Think all desktop calculators are the same, just with different buttons? You're pretty much right. Most basically replicate the look and functions of a handheld calculator on your desktop. The built-in Windows calculator is fine for quick jobs, while some scientific and mathematical desktop calculators wouldn't look out of place hanging from an engineering student's belt. Then there's SFR Calculator Personal Edition. The best description we can come up with is a Windows calculating utility. SFR integrates a number pad, of course, since it's essential, but its built-in document feature lets you save, annotate, and edit calculations. It's kind of like a calculator with a built-in whiteboard.

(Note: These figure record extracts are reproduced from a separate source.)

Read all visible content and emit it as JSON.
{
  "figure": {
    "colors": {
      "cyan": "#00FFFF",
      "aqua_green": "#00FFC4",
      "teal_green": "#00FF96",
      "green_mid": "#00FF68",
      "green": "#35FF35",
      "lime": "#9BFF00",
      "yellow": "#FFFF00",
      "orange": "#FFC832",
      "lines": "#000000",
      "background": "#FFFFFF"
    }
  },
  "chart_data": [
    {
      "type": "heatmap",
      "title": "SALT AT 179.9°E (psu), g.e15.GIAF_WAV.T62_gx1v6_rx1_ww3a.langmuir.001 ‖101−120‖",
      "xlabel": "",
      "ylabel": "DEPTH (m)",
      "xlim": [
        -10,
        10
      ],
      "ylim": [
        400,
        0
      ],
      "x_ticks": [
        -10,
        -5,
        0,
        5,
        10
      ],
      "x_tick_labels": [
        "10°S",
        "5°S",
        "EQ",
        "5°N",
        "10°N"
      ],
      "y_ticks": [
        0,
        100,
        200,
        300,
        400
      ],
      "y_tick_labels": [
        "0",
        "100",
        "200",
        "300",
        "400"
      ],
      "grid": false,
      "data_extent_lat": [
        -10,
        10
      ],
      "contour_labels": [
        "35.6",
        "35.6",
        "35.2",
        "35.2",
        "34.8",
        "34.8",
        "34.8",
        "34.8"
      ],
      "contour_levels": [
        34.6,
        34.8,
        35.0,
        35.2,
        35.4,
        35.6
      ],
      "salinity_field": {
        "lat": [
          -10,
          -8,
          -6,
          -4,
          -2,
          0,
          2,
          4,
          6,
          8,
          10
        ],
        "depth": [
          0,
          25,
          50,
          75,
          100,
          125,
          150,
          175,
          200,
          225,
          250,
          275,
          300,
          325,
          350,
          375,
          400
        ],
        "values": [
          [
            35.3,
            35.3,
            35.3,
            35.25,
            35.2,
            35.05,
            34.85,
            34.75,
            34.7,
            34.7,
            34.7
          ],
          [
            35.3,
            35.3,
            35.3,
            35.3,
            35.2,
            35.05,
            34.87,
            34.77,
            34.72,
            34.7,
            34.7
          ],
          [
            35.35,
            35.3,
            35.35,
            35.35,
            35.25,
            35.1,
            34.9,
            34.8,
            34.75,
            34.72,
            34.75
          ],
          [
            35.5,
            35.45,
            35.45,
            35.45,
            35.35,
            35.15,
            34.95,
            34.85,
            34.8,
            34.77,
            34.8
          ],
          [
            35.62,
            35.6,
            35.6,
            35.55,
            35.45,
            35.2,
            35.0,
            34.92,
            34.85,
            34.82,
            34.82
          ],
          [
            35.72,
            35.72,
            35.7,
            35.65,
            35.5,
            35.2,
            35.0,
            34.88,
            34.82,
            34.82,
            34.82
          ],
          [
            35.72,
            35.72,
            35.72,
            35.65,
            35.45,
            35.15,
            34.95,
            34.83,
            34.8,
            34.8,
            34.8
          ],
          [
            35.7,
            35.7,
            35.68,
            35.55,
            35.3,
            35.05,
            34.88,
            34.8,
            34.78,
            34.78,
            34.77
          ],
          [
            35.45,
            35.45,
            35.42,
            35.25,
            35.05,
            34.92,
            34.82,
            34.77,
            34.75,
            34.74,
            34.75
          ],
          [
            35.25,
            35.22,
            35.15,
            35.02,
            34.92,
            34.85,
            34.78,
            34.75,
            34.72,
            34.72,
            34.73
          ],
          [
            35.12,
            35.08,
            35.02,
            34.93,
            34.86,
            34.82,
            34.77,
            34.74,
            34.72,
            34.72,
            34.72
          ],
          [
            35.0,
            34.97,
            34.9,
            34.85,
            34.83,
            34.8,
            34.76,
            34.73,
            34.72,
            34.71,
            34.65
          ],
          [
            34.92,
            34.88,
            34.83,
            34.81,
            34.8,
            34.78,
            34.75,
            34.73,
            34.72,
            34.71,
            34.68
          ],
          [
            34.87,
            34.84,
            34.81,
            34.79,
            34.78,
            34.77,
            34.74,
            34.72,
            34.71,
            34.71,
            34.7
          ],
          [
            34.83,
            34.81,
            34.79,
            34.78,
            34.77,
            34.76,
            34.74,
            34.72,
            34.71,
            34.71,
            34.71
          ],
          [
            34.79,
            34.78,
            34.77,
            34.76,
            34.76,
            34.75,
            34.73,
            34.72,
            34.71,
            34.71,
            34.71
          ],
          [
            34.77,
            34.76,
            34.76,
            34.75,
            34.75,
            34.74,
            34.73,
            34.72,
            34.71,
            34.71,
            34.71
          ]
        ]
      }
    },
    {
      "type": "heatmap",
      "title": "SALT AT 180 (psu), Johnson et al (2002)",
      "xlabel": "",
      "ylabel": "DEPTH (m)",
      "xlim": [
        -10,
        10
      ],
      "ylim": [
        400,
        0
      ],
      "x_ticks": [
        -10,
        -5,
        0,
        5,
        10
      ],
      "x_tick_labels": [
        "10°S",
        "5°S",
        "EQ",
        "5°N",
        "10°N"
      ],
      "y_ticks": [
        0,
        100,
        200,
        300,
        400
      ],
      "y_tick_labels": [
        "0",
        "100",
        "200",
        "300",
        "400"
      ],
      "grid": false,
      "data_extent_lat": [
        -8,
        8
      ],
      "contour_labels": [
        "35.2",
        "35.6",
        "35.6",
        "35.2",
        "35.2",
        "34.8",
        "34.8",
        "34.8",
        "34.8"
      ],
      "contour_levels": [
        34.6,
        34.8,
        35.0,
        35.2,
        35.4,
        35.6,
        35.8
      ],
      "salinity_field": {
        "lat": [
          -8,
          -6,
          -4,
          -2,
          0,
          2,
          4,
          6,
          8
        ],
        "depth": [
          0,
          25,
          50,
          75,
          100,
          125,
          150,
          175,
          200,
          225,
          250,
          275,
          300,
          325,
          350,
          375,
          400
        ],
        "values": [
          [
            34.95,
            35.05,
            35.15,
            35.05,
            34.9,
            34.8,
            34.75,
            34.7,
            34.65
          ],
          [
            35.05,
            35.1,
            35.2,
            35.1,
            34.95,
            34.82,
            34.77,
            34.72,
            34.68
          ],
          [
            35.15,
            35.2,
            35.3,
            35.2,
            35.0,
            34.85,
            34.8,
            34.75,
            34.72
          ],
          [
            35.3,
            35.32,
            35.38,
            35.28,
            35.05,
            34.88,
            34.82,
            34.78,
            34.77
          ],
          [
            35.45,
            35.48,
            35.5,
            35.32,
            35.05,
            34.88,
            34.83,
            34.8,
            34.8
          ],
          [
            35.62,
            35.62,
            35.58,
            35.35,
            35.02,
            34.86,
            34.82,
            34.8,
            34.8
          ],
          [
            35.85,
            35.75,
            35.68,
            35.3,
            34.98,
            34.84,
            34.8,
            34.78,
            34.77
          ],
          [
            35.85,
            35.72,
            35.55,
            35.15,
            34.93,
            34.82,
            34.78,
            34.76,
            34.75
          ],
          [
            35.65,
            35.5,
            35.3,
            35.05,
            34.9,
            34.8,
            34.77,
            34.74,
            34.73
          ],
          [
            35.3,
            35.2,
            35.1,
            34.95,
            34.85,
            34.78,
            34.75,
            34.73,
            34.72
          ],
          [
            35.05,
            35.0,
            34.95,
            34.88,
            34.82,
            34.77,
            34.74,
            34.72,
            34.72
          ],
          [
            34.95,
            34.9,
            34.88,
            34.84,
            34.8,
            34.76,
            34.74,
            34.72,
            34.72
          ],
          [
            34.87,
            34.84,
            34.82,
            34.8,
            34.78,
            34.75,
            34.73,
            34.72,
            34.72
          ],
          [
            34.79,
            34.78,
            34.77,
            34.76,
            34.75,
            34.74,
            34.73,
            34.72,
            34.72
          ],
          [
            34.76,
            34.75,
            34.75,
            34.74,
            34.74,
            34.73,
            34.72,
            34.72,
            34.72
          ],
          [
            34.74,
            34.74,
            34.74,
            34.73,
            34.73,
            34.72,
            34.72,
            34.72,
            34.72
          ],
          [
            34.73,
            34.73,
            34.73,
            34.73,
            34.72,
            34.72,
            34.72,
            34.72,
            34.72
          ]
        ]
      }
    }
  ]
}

SFR Calculator's interface uses an Office-style ribbon toolbar with Start and Settings tabs and a Quick Access Toolbar. The main view opens with a blank New Document. To the right is the program's number pad, which includes buttons for adding and subtracting sales tax, though we could customize the buttons for other functions as well as configure the percentage in each button's options. We made some calculations, and SFR Calculator displayed the figures in the main window in clear, color-coded type. A handy slider under the number pad let us quickly change the size of the decimals and any text we cared to type into the document. Clicking Calculator or Text Editor switched between those functions.
We could also quickly resize the interface, drag it into position, and pin it in place, as well as enable Always on Top from the menu bar. Under Settings, we could choose between three provided skins, choose English or German as the interface language, format decimals and rounding, and make other choices. We could also Show or Exit the program from the system tray.
As a calculator, SFR performed flawlessly, though any sort of failure in that regard would be remarkable; math is what computers do best (arguably, it's all they do). If you're looking for something different from the usual apps and gadgets, give SFR Calculator Personal Edition a try.